The new Stevens Point Airport is dedicated, with Lucille Gauthier honored to make the first landing.

1943  The Four Wheel Drive truck company leases the new county highway garage to assemble heavy duty trucks for the United States Marines.

A naval and army pilot training school begins at Central State College, Stevens Point with flight school at the new city airport.

1944  Portage County raises over $8 million in war bond drives.

School district reorganization continues: the Towns of Dewey, Grant and Eau Pleine organize township districts and reduce the number of schools in their borders.

1945  World War II ends: over 3,500 county men and sixty-three women served; 120 men died in service.

The movie version of the novel, “Our Vines Have Tender Grapes,” is screened; it is based on reminiscenses of life in New Hope and stars Margaret O’Brien and Edward G. Robinson; screenplay by soon to be blacklisted author Dalton Trumbo.

1946  The Soo Line abandons the “P” line from Stevens Point to Portage.

A. E. Padags attempts to launch “North Central Airlines” at Stevens Point; dubbed “The Indian Trail Route,” the airline makes only one promotional flight to Milwaukee.

School district reorganization continues: the town of Plover organizes a township district and reduces the number of schools there.

1947  After choosing not to retain the name McDill, voters incorporate the village of Whiting.
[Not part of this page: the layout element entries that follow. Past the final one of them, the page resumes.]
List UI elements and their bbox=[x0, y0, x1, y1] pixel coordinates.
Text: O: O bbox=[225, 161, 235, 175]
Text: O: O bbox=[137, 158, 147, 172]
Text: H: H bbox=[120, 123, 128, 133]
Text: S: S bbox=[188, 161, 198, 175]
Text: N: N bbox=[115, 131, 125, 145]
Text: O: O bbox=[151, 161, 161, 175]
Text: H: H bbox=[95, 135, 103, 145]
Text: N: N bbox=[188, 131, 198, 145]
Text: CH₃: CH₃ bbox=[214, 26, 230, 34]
Irwin Denkmann founds Junction City’s first and only newspaper, the Community Press.

The Green Bay and Western discontinues passenger service in the county, but landing lights are installed to facilitate night service at the Stevens Point airport.

Obeying a new state mandate, the county board creates a county school committee to supervise reorganization of school districts.

1948  Responding to the post-war shortage, Stevens Point builders complete $761,570 worth of new housing.

The county school committee’s first consolidated school system is established when 16 local districts are merged to form the Tomorrow River School District at Amherst; a few months later, six local districts merge to form the Rosholt School District.

Senator Joseph McCarthy visits the county for Armistice Day events.

Evans Radio Corp. launches radio station WSPT.

The Rosholt high school is destroyed by fire; loss estimated at $35,000.

1949  Wisconsin Central Airlines begins the first scheduled airline service to Stevens Point.

The county’s first parking meters are installed at Stevens Point.

The Stevens Point Common Council votes to begin fluoridation of the water system.

School reorganizations continue with 6 local districts merged into the Almond School District.

Four of five county farmers are exclusively dairy farmers while three of every one hundred are exclusively potato growers.